3 Things Every Business Should Know About Commercial Accident Compensation

March 20th, 2018 | by Mack A
3 Things Every Business Should Know About Commercial Accident Compensation

Unlike an auto accident involving two individuals, an accident that involves a business owner vehicle has certain different aspects to it, like the insurance coverage of the business, the question vehicle maintenance, and so on. Below, we look at three things that every business must know about commercial accidents and the resulting compensation claims.

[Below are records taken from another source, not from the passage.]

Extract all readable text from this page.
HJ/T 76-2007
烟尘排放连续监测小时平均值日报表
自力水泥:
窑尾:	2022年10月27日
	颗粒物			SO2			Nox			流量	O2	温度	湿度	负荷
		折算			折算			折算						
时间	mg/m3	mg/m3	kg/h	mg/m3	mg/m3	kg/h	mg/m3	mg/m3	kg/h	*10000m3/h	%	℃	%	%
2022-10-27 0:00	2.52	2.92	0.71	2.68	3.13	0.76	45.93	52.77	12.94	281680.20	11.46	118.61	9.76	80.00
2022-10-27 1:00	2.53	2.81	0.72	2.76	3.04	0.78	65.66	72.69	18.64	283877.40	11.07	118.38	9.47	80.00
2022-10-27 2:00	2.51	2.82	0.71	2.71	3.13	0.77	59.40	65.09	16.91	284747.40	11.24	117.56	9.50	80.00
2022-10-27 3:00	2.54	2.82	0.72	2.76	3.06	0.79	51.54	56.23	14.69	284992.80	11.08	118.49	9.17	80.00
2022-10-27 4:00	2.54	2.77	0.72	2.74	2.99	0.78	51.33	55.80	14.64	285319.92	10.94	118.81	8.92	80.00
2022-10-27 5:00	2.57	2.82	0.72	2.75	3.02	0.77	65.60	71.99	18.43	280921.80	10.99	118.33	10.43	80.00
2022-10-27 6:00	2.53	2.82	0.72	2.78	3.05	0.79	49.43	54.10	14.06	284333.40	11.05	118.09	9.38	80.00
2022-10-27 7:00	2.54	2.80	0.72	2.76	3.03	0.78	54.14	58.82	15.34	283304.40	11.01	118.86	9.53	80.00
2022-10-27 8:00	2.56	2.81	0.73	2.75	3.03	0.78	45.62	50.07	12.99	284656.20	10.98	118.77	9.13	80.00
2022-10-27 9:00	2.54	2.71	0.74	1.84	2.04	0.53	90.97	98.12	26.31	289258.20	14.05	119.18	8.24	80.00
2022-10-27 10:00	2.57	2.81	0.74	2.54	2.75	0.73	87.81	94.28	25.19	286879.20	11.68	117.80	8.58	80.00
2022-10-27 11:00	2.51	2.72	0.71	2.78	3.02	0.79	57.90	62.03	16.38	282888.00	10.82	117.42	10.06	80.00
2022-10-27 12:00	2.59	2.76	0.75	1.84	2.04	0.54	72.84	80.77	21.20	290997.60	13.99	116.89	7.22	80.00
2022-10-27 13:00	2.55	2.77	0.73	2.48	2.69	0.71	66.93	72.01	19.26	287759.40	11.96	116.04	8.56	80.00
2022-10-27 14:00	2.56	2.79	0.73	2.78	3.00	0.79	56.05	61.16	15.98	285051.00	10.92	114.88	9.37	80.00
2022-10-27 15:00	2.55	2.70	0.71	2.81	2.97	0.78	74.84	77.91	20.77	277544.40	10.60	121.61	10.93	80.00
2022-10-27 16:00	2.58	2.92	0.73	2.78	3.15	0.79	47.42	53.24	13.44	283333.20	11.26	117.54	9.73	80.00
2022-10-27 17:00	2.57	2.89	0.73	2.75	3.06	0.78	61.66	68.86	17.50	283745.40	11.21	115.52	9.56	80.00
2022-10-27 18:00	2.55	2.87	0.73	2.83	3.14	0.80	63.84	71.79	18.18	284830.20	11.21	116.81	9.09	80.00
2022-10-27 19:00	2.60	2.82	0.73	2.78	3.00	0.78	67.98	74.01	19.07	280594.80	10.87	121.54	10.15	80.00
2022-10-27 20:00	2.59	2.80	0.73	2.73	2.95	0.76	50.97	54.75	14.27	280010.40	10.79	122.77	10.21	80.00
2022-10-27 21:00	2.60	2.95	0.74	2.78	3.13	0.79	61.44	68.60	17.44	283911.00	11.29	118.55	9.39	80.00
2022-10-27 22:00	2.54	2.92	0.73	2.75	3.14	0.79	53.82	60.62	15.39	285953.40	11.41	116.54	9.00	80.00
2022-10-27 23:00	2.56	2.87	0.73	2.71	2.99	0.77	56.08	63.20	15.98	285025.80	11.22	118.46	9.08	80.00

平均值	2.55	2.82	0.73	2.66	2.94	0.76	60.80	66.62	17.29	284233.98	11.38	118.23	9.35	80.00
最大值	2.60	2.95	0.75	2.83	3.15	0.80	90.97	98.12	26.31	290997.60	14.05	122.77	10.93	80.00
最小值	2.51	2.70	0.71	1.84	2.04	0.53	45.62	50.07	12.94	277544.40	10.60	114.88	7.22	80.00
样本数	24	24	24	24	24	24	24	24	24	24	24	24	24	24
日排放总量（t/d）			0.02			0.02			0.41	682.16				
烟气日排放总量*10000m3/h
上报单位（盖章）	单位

The business will be responsible for any accident involving its vehicle provided it can be proved that the vehicle was being used for the company’s purposes at the time of the accident. For example, if an accident occurs when the vehicle is traveling to distribute its products to retail shops, then your business will solely have to compensate for any claims made by the injured. The business does not have to own the vehicles. Even if the vehicle involved in the accident has been hired by the business, they are still liable.  In contrast, if at the time of the accident, the driver was just driving the vehicle for his personal purpose, say going to a movie screening, then your business will generally not be made liable. In addition, there will be incidents where your company will only be held partly responsible for the accident. Make sure that you hire a Springfield car accident lawyer to know exactly how much of a financial responsibility your business may have to undertake in such an accident.


Even if the business is insured, the insurance company won’t chip in with the compensation amount right away. Typically, a company will have a self-insured limit set up, and will have to cough up an amount equal to the limit before the insurance company decides to pay up the rest. For example, if the limit decided is $100,000 and the other party is seeking a compensation of $250,000, then you will have to arrange for the initial $100,000 of the total compensation amount from your own business funds. Only then will the insurance company chip in with the remaining $150,000. As such, if the compensation is $100,000 or less, then it will essentially mean that you alone will have to pay for it. However, in such circumstances, having a good lawyer negotiate your case with the aggrieved party can be incredibly helpful. The lawyer can make the other party realize that since the business has to cough up all the compensation amount themselves, the case might drag on for too long. This can force them to agree to a lower compensation.

Changing Courts

In case your business is located in a state different from where the accident has occurred, and the claim sought by the aggrieved party exceeds certain limits, then they can make the case go from being a state case to a federal case. Defending your business in a federal court will be far different than defending in a state court. So, make sure that you hire the best possible lawyers for the job, especially those who have defended businesses against compensation claims in federal courts.